Interferon-tau and interferon-alpha interact with the same receptors in bovine endometrium. Use of a readily iodinatable form of recombinant interferon-tau for binding studies.

Trophoblasts of ruminant species secrete multiple forms of a novel Type I interferon (IFN-tau) for a few days preceding implantation. These IFN-tau are structurally distinct from IFN-alpha, -beta, and -omega, but it remains unclear whether they have any distinguishing biological properties. It has been of interest, therefore, to study their interaction with Type I IFN receptors. However, a recombinant bovine IFN-tau (boIFN-tau 1) prepared for such use is rapidly inactivated during chemical iodination with 125I, presumably because a critical tyrosine becomes modified. Here we describe the synthesis of a novel IFN-tau 1 in which Leu169 and Leu171 in the carboxyl terminus have been replaced by 2 tyrosine residues. The recombinant product (rboIFN-tau 1Y2) can be readily iodinated without significant loss of antiviral and antiproliferative activities, provided that reaction time with 125I is minimized. Both rboIFN-tau 1Y2 and rboIFN-alpha 1 compete with each other for binding to bovine endometrial cell membranes and Madin-Darby bovine kidney cells. Dissociation constants of both IFN are quite similar (Kd = 3.7 x 10(-10) and 3.5 x 10(-10) M, respectively).
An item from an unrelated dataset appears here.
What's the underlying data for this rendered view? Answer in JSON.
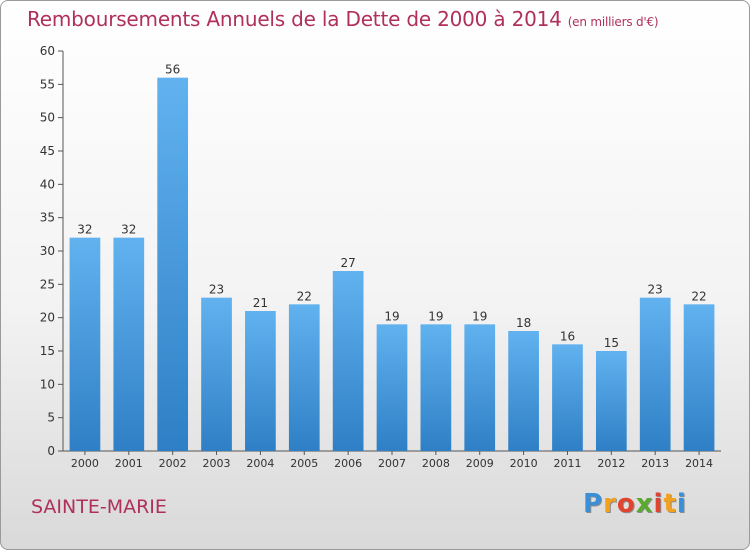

Cross-linking studies reveal a single size class of receptor polypeptide on endometrium and Madin-Darby canine kidney cells whose molecular weight is reduced from approximately 130,000 to approximately 70,000 by treatment with N-glycosidase. These studies with a single recombinant form of boIFN-tau avoid the difficulties that arise from use of a mixture of naturally occurring isoforms. They provide further evidence for the presence of a receptor common to both IFN-tau and IFN-alpha in bovine tissues and no indication for a unique IFN-tau-binding polypeptide in endometrium.